Przez kilka tygodni przedstawiciele Kościoła utrzymywali, że nie są stroną sporu o obecność krzyża na Krakowskim Przedmieściu. Uważali, że to wyłącznie konflikt polityczny. Nie reagowali na apele szefa Kancelarii Prezydenta Jacka Michałowskiego, który po nieudanej próbie przeniesienia krzyża 3 sierpnia parokrotnie prosił, by sprawą zajął się Kościół. "Nie można oczekiwać, by abp Kazimierz Nycz za prezydenta Bronisława Komorowskiego wyciągał z ognia rozżarzone węgle" - można było usłyszeć wśród osób bliskich warszawskiemu metropolicie.

Sytuacja zmieniła się jednak po zeszłotygodniowym happeningu kilku tysięcy młodzieży, której głównym hasłem było "Krzyż do kościoła". Nagle okazało się, że spór o krzyż może być początkiem wielkiej debaty o rolę Kościoła w Polsce, a nawet początkiem silnego ruchu antyklerykalnego.

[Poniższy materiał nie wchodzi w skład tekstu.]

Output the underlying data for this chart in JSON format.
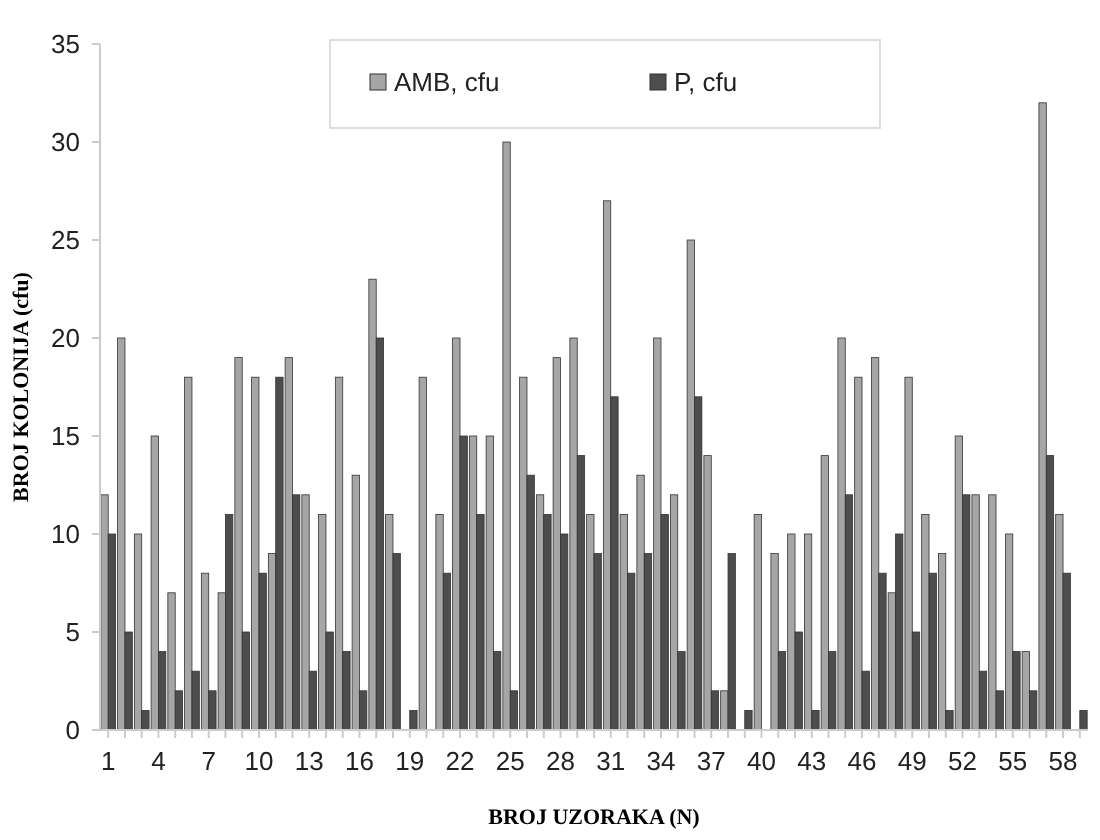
{
  "chart_data": {
    "type": "bar",
    "xlabel": "BROJ UZORAKA (N)",
    "ylabel": "BROJ KOLONIJA (cfu)",
    "categories": [
      "1",
      null,
      null,
      "4",
      null,
      null,
      "7",
      null,
      null,
      "10",
      null,
      null,
      "13",
      null,
      null,
      "16",
      null,
      null,
      "19",
      null,
      null,
      "22",
      null,
      null,
      "25",
      null,
      null,
      "28",
      null,
      null,
      "31",
      null,
      null,
      "34",
      null,
      null,
      "37",
      null,
      null,
      "40",
      null,
      null,
      "43",
      null,
      null,
      "46",
      null,
      null,
      "49",
      null,
      null,
      "52",
      null,
      null,
      "55",
      null,
      null,
      "58",
      null
    ],
    "series": [
      {
        "name": "AMB, cfu",
        "color": "#a6a6a6",
        "values": [
          12,
          20,
          10,
          15,
          7,
          18,
          8,
          7,
          19,
          18,
          9,
          19,
          12,
          11,
          18,
          13,
          23,
          11,
          0,
          18,
          11,
          20,
          15,
          15,
          30,
          18,
          12,
          19,
          20,
          11,
          27,
          11,
          13,
          20,
          12,
          25,
          14,
          2,
          0,
          11,
          9,
          10,
          10,
          14,
          20,
          18,
          19,
          7,
          18,
          11,
          9,
          15,
          12,
          12,
          10,
          4,
          32,
          11,
          0
        ]
      },
      {
        "name": "P, cfu",
        "color": "#4d4d4d",
        "values": [
          10,
          5,
          1,
          4,
          2,
          3,
          2,
          11,
          5,
          8,
          18,
          12,
          3,
          5,
          4,
          2,
          20,
          9,
          1,
          0,
          8,
          15,
          11,
          4,
          2,
          13,
          11,
          10,
          14,
          9,
          17,
          8,
          9,
          11,
          4,
          17,
          2,
          9,
          1,
          0,
          4,
          5,
          1,
          4,
          12,
          3,
          8,
          10,
          5,
          8,
          1,
          12,
          3,
          2,
          4,
          2,
          14,
          8,
          1
        ]
      }
    ],
    "ylim": [
      0,
      35
    ],
    "yticks": [
      0,
      5,
      10,
      15,
      20,
      25,
      30,
      35
    ],
    "grid": false,
    "legend": "top"
  }
}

W czwartek trzej biskupi stanowiący prezydium Konferencji Episkopatu Polski oraz metropolita warszawski zaapelowali o umożliwienie przeniesienia krzyża, równocześnie dodając: "Krzyż nie może być "zakładnikiem" w słusznej sprawie upamiętnienia miejsca modlitwy Polaków oraz wszystkich ofiar smoleńskiej katastrofy". Jednak ten apel został zignorowany przez tzw. obrońców krzyża, a niektórzy z nich przed kamerami lekceważąco wypowiadali się o hierarchach ("jeden ksiądz arcybiskup nie stanowi całego Kościoła").

"Na sporze wokół krzyża z Krakowskiego Przedmieścia stracili wszyscy, a najwięcej Kościół, który zawsze przegrywa na grzechu swoich dzieci. Niezależnie od tego, czy są zwolennikami PO, PiS-u, czy jakiejkolwiek innej partii" - napisał w najnowszym komentarzu redakcyjnym szef tygodnika "Gość Niedzielny" ks. Marek Gancarczyk. Ta refleksja pojawiała się również w wypowiedziach przywódców polskiego Kościoła.

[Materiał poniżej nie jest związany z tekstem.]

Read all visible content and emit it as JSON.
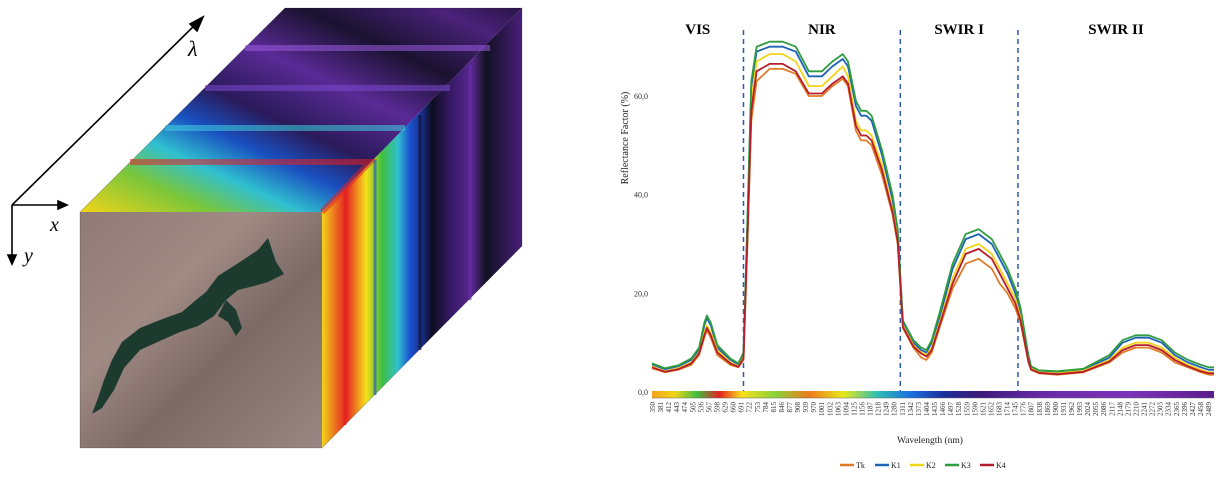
{
  "cube": {
    "axis_x": "x",
    "axis_y": "y",
    "axis_lambda": "λ"
  },
  "chart_data": {
    "type": "line",
    "title": "",
    "xlabel": "Wavelength  (nm)",
    "ylabel": "Reflectance Factor (%)",
    "ylim": [
      0,
      75
    ],
    "y_ticks": [
      {
        "value": 0,
        "label": "0,0"
      },
      {
        "value": 20,
        "label": "20,0"
      },
      {
        "value": 40,
        "label": "40,0"
      },
      {
        "value": 60,
        "label": "60,0"
      }
    ],
    "xlim": [
      350,
      2500
    ],
    "x_tick_labels": [
      "350",
      "381",
      "412",
      "443",
      "474",
      "505",
      "536",
      "567",
      "598",
      "629",
      "660",
      "691",
      "722",
      "753",
      "784",
      "815",
      "846",
      "877",
      "908",
      "939",
      "970",
      "1001",
      "1032",
      "1063",
      "1094",
      "1125",
      "1156",
      "1187",
      "1218",
      "1249",
      "1280",
      "1311",
      "1342",
      "1373",
      "1404",
      "1435",
      "1466",
      "1497",
      "1528",
      "1559",
      "1590",
      "1621",
      "1652",
      "1683",
      "1714",
      "1745",
      "1776",
      "1807",
      "1838",
      "1869",
      "1900",
      "1931",
      "1962",
      "1993",
      "2024",
      "2055",
      "2086",
      "2117",
      "2148",
      "2179",
      "2210",
      "2241",
      "2272",
      "2303",
      "2334",
      "2365",
      "2396",
      "2427",
      "2458",
      "2489"
    ],
    "regions": [
      {
        "label": "VIS",
        "start": 350,
        "end": 700
      },
      {
        "label": "NIR",
        "start": 700,
        "end": 1300
      },
      {
        "label": "SWIR I",
        "start": 1300,
        "end": 1750
      },
      {
        "label": "SWIR II",
        "start": 1750,
        "end": 2500
      }
    ],
    "boundaries": [
      700,
      1300,
      1750
    ],
    "grid": false,
    "legend_position": "bottom-center",
    "x": [
      350,
      400,
      450,
      500,
      530,
      550,
      560,
      575,
      600,
      650,
      680,
      700,
      715,
      730,
      750,
      800,
      850,
      900,
      950,
      1000,
      1040,
      1080,
      1100,
      1130,
      1150,
      1170,
      1190,
      1230,
      1270,
      1290,
      1310,
      1350,
      1380,
      1400,
      1420,
      1450,
      1500,
      1550,
      1600,
      1650,
      1680,
      1710,
      1740,
      1760,
      1790,
      1800,
      1830,
      1900,
      2000,
      2100,
      2150,
      2200,
      2250,
      2300,
      2350,
      2400,
      2450,
      2480,
      2500
    ],
    "series": [
      {
        "name": "Tk",
        "color": "#e07b28",
        "values": [
          4.8,
          4.0,
          4.5,
          5.5,
          7.5,
          11.0,
          12.5,
          11.0,
          7.5,
          5.5,
          5.0,
          6.5,
          30,
          55,
          63,
          65.5,
          65.5,
          64.5,
          60,
          60,
          62,
          63.5,
          62,
          53,
          51,
          51,
          50,
          44,
          36,
          30,
          13,
          9,
          7,
          6.5,
          8,
          13,
          21,
          26,
          27,
          25,
          22,
          20,
          17,
          14,
          6,
          4.5,
          3.8,
          3.5,
          4,
          6,
          8,
          9,
          9,
          8,
          6,
          5,
          4,
          3.5,
          3.5
        ]
      },
      {
        "name": "K1",
        "color": "#1f63b5",
        "values": [
          5.6,
          4.6,
          5.2,
          6.5,
          8.5,
          13.5,
          15.0,
          13.5,
          9.0,
          6.5,
          5.6,
          7.5,
          34,
          62,
          69,
          70,
          70,
          69,
          64,
          64,
          66,
          67.5,
          66,
          58,
          56,
          56,
          55,
          48,
          39,
          32,
          14,
          10,
          8.5,
          8,
          10,
          15,
          25,
          31,
          32,
          30,
          27,
          24,
          20,
          16,
          7,
          5,
          4.2,
          4,
          4.5,
          7,
          10,
          11,
          11,
          10,
          7.5,
          6,
          5,
          4.5,
          4.5
        ]
      },
      {
        "name": "K2",
        "color": "#f2d419",
        "values": [
          5.2,
          4.2,
          4.8,
          6.0,
          8.0,
          12.0,
          13.5,
          12.0,
          8.5,
          6.0,
          5.2,
          7.0,
          32,
          59,
          67,
          68.5,
          68.5,
          67,
          62,
          62,
          64,
          66,
          64,
          55,
          53,
          53,
          52,
          46,
          37,
          31,
          13.5,
          9.5,
          8,
          7.5,
          9,
          14,
          23,
          29,
          30,
          28,
          25,
          22,
          19,
          15,
          6.5,
          4.8,
          4,
          3.8,
          4.3,
          6.5,
          9,
          10,
          10,
          9,
          7,
          5.5,
          4.5,
          4,
          4
        ]
      },
      {
        "name": "K3",
        "color": "#2f9d3f",
        "values": [
          5.8,
          4.8,
          5.4,
          6.8,
          9.0,
          14.0,
          15.5,
          14.0,
          9.5,
          6.8,
          5.8,
          8.0,
          35,
          63,
          70,
          71,
          71,
          70,
          65,
          65,
          67,
          68.5,
          67,
          59,
          57,
          57,
          56,
          49,
          40,
          33,
          14.5,
          10.5,
          9,
          8.5,
          10.5,
          16,
          26,
          32,
          33,
          31,
          28,
          25,
          21,
          17,
          7.5,
          5.2,
          4.4,
          4.2,
          4.7,
          7.5,
          10.5,
          11.5,
          11.5,
          10.5,
          8,
          6.5,
          5.5,
          5,
          5
        ]
      },
      {
        "name": "K4",
        "color": "#b51c2c",
        "values": [
          5.0,
          4.1,
          4.6,
          5.8,
          7.8,
          11.5,
          13.0,
          11.5,
          8.0,
          5.8,
          5.1,
          6.8,
          31,
          57,
          65,
          66.5,
          66.5,
          65,
          60.5,
          60.5,
          62.5,
          64,
          62.5,
          54,
          52,
          52,
          51,
          45,
          36.5,
          30.5,
          13.2,
          9.2,
          7.8,
          7.2,
          8.5,
          13.5,
          22,
          28,
          29,
          27,
          24,
          21,
          18,
          14.5,
          6.3,
          4.6,
          3.9,
          3.6,
          4.1,
          6.2,
          8.5,
          9.5,
          9.5,
          8.5,
          6.5,
          5.2,
          4.2,
          3.8,
          3.8
        ]
      }
    ]
  }
}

Występując wczoraj przed 100 tys. wiernych zgromadzonych na Jasnej Górze, abp Józef Kowalczyk apelował w homilii o zaprzestanie gorszącej manipulacji symbolem krzyża. - Pamiętajmy o tym, o czym mówił Jan Paweł II - brońmy się przed takim manipulowaniem symbolem krzyża; to nie ma nic wspólnego z prawym sumieniem katolickim, nic wspólnego z prawą, prawdziwą postawą chrześcijanina - mówił. Odpowiedzialnością za awantury na Krakowskim Przedmieściu hierarcha obarczył polityków, którzy zamiast budowania kompromisu "budują konflikty i wielorakie nieporozumienia, których nam w Polsce absolutnie nie potrzeba".

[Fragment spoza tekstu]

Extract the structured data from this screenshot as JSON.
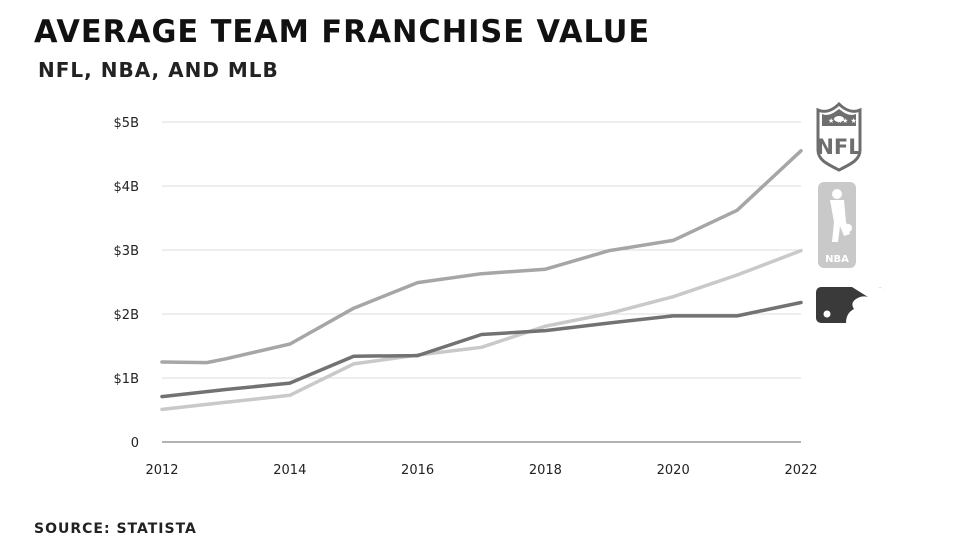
{
  "header": {
    "title": "AVERAGE TEAM FRANCHISE VALUE",
    "subtitle": "NFL, NBA, AND MLB"
  },
  "footer": {
    "source": "SOURCE: STATISTA"
  },
  "logos": {
    "nfl": {
      "icon": "nfl-shield-logo",
      "text": "NFL"
    },
    "nba": {
      "icon": "nba-logo",
      "text": "NBA"
    },
    "mlb": {
      "icon": "mlb-logo"
    }
  },
  "colors": {
    "grid": "#dcdcdc",
    "axis": "#9a9a9a"
  },
  "chart_data": {
    "type": "line",
    "title": "AVERAGE TEAM FRANCHISE VALUE",
    "subtitle": "NFL, NBA, AND MLB",
    "xlim": [
      2012,
      2022
    ],
    "ylim": [
      0,
      5
    ],
    "x_ticks": [
      2012,
      2014,
      2016,
      2018,
      2020,
      2022
    ],
    "x_tick_labels": [
      "2012",
      "2014",
      "2016",
      "2018",
      "2020",
      "2022"
    ],
    "y_ticks": [
      0,
      1,
      2,
      3,
      4,
      5
    ],
    "y_tick_labels": [
      "0",
      "$1B",
      "$2B",
      "$3B",
      "$4B",
      "$5B"
    ],
    "grid": true,
    "series": [
      {
        "name": "NFL",
        "color": "#a6a6a6",
        "x": [
          2012,
          2012.7,
          2013,
          2014,
          2015,
          2016,
          2017,
          2018,
          2019,
          2020,
          2021,
          2022
        ],
        "y": [
          1.25,
          1.24,
          1.3,
          1.53,
          2.09,
          2.49,
          2.63,
          2.7,
          2.99,
          3.15,
          3.62,
          4.55
        ]
      },
      {
        "name": "NBA",
        "color": "#c9c9c9",
        "x": [
          2012,
          2013,
          2014,
          2015,
          2016,
          2017,
          2018,
          2019,
          2020,
          2021,
          2022
        ],
        "y": [
          0.51,
          0.62,
          0.73,
          1.22,
          1.36,
          1.48,
          1.81,
          2.01,
          2.27,
          2.61,
          2.99
        ]
      },
      {
        "name": "MLB",
        "color": "#727272",
        "x": [
          2012,
          2013,
          2014,
          2015,
          2016,
          2017,
          2018,
          2019,
          2020,
          2021,
          2022
        ],
        "y": [
          0.71,
          0.82,
          0.92,
          1.34,
          1.35,
          1.68,
          1.74,
          1.86,
          1.97,
          1.97,
          2.18
        ]
      }
    ]
  }
}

Chociaż nieoficjalnie wiadomo, że w podobnym duchu myśli kard. Stanisław Dziwisz, to jednak w sobotę krakowski metropolita wypowiadał się tak, by nie zrażać części wiernych sympatyzujących z działaniami pikietujących przed Pałacem Prezydenckim. - Walka z krzyżem i z ludźmi wierzącymi jest wielkim bezprawiem, a w Polsce dodatkowo brakiem pamięci o przeszłości i o miejscu krzyża w naszych narodowych dziejach - mówił kard. Stanisław Dziwisz podczas uroczystości odpustowych w Kalwarii Zebrzydowskiej. Metropolita wezwał polityków, by skorzystali z kompromisowych propozycji zawartych w czwartkowym oświadczeniu biskupów.

W zbliżony sposób wypowiadał się wczoraj w Gdańsku również abp Sławoj Leszek Głódź, znany ze swojej przychylności dla środowisk związanych z PiS. Z jednej strony poparł on żądania protestujących przed Pałacem Prezydenckim ("Naród oczekuje narodowego pomnika, godnego pomnika w godnym miejscu w stolicy"). Jednak z drugiej strony poparł wezwania biskupów o przeniesienie krzyża. - To apel w trosce o cześć krzyża, o jego godność, o jego świętość narażoną na prześmiewcze ataki, na bluźnierstwa, dzieło tzw. obrońców tolerancji. Apel o pomnik ofiar smoleńskiej tragedii, godny ich ofiary, ich służby dla najjaśniejszej Rzeczypospolitej - mówił metropolita gdański.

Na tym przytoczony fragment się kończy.